The characters as a whole were a huge strong point for me in this book. Lane and Sadie's group of friends were diverse and interesting, and I really enjoyed reading about their friendship and the way they interacted with each other. By the end of the book I had grown attached to all of the characters and that made things that happened near the end of the book effect me so much more.  I'm not always a huge fan of romance-centered books, but I did like the relationship between Lane and Sadie. They had some really sweet moments and their relationship progressed realistically instead of going way too fast. 

Extraordinary means is being compared a lot to The fault in our stars by John Green, and even though I'm not normally a big fan of comparing books I have to admit that in this case the resemblance is undeniable. My biggest problem with this book was that I felt Robyn Scheider was trying too hard to write a book similar in style to John Green's and sometimes it could feel a little bit forced. However, I am a massive fan of The fault in our stars and John Green's writing in general so the similarities didn't bother me too much. I know lot of people have had enough of the 'sick lit' genre in YA  and, although Extraordinary means does put a fresh spin of it and follows characters with an illness I've never read about before, I probably wouldn't recommend this book to you if you're one of them.

One thing I really enjoyed about this book was the setting. I'm a sucker for anything set in a boarding school (probably due to my childhood obsession with Enid Blyton's Malorie Towers series), and although Latham house isn't your conventional boarding school it definitely has the same feel.

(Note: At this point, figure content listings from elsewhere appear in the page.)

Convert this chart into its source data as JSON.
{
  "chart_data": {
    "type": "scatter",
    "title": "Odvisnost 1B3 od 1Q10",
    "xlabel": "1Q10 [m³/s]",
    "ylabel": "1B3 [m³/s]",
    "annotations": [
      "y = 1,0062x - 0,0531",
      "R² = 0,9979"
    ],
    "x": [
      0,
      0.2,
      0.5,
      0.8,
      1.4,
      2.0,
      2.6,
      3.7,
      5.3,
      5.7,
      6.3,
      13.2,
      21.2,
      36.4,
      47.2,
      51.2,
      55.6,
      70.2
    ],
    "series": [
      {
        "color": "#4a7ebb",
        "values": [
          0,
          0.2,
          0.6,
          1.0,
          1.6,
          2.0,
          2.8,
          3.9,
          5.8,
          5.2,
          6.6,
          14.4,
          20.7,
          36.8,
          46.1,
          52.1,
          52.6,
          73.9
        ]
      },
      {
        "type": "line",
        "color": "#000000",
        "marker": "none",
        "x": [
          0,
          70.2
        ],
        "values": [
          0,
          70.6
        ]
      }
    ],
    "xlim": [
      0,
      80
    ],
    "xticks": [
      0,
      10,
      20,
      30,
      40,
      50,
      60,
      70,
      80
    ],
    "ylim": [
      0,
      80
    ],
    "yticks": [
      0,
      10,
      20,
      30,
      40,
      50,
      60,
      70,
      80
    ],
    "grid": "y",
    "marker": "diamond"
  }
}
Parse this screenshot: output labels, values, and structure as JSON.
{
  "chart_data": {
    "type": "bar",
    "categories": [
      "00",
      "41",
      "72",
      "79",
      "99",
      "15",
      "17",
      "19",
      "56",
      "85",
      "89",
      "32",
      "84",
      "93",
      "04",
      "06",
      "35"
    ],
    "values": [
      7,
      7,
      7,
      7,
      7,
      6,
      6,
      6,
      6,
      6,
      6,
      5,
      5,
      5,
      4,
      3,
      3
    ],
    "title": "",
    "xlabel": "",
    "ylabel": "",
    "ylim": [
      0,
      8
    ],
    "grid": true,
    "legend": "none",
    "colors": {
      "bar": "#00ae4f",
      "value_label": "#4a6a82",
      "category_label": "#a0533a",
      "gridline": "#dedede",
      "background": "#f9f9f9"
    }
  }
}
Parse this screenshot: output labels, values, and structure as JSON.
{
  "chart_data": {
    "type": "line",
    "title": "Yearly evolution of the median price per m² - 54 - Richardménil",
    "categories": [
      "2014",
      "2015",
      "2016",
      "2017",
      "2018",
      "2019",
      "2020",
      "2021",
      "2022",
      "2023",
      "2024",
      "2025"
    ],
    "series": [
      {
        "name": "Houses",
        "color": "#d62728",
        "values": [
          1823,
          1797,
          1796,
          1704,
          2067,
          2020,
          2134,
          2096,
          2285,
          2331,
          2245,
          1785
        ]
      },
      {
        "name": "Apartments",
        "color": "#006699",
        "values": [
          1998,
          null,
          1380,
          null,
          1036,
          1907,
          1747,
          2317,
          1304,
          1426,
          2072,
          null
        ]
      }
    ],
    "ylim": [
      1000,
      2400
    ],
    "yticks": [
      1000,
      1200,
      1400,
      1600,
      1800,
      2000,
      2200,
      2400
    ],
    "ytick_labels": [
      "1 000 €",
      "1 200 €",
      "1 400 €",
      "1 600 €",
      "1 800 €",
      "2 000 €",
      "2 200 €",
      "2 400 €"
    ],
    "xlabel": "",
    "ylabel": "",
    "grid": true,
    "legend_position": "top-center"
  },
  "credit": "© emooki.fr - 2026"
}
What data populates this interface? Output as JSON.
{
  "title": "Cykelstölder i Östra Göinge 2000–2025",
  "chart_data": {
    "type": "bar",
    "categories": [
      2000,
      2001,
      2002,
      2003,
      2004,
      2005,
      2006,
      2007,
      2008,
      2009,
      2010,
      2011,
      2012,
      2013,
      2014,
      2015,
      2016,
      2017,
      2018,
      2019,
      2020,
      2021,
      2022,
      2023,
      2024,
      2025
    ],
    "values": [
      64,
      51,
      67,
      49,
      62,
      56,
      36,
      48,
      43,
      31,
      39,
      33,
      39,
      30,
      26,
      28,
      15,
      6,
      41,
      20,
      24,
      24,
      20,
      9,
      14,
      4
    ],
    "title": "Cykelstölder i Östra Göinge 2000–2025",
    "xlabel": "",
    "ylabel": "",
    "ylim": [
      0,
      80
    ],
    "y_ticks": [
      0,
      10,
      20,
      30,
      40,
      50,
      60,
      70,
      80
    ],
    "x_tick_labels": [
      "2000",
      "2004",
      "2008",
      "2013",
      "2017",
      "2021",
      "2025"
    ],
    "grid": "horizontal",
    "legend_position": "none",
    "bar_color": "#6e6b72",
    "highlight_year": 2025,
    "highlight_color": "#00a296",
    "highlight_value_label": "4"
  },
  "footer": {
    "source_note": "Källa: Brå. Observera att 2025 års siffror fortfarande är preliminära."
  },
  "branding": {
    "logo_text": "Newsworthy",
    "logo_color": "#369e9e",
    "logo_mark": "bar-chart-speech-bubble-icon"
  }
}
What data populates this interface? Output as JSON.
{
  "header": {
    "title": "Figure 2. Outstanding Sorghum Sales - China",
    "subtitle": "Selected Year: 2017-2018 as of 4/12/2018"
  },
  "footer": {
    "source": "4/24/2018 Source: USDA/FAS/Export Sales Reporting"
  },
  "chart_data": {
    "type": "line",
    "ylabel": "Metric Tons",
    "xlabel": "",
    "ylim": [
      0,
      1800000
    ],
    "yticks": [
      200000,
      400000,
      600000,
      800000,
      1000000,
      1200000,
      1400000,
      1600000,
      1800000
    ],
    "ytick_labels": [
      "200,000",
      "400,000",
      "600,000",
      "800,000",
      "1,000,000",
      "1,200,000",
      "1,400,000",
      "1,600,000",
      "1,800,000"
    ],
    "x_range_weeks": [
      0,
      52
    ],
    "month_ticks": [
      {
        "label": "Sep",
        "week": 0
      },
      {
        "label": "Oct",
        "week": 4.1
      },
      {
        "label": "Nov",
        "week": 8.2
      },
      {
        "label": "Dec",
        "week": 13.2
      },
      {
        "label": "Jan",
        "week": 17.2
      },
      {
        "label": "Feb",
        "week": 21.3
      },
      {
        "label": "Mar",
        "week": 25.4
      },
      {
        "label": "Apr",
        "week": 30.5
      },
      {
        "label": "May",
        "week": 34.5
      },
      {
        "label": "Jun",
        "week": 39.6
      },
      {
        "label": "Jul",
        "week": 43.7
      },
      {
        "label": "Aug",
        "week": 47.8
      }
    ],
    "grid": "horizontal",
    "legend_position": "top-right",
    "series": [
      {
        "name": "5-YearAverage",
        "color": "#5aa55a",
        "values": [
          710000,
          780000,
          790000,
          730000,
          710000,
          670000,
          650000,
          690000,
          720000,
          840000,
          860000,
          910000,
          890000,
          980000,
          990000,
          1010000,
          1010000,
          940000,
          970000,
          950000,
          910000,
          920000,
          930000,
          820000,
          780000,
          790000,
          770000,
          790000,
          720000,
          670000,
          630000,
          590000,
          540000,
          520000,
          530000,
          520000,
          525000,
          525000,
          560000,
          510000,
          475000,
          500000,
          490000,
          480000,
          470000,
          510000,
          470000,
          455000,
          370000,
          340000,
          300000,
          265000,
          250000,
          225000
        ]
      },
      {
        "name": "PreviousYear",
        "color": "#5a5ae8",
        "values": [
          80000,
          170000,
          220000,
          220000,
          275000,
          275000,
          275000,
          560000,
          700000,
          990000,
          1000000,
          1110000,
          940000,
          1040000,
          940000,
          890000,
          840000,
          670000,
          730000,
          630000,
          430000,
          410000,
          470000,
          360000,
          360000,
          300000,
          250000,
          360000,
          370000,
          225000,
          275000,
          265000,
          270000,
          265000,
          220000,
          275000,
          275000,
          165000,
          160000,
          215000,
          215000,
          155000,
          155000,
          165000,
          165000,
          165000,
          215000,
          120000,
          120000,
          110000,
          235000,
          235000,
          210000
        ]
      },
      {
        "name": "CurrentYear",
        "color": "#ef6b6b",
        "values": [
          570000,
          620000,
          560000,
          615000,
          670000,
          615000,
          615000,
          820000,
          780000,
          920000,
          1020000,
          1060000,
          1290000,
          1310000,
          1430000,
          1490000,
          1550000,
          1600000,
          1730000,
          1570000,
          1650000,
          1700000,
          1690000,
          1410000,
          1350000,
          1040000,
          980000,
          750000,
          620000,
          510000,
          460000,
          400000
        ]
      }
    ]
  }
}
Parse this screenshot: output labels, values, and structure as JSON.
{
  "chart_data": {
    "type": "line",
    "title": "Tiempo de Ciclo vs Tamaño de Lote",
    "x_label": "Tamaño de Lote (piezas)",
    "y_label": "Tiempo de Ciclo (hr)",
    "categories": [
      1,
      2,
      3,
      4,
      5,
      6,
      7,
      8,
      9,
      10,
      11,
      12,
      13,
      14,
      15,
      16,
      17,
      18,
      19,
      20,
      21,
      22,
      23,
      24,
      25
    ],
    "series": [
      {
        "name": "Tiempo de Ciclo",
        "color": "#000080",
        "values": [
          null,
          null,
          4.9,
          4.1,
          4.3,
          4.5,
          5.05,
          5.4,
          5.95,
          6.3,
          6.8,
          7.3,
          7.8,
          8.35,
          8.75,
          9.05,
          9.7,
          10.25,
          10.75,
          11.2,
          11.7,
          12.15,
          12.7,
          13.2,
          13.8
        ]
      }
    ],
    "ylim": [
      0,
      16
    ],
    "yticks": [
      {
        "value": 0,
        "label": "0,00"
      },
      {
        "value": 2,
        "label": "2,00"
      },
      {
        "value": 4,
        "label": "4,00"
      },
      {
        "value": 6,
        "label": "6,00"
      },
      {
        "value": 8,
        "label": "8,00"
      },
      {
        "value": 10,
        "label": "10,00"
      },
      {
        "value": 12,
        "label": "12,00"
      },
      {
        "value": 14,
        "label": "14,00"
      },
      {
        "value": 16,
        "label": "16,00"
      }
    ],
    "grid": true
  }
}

I must warn you: Extraordinary means is definitely a book that plays with your feelings. Personally I thought Robyn Schneider did this really effectively and dealt with the deeper themes of the novel in a sensitive and thoughtful way, and as someone who likes heart wrenching books I appreciated the emotional aspects of the story. If you're like me and cry really easily at books you are DEFINITELY going to need your tissues for this one.

Extraordinary means is a powerful and beautiful story, with compelling characters and a romance you'll totally root for. I definitely recommend it to anybody who likes YA contemporary and isn't yet sick (no pun intended) of this kind of story.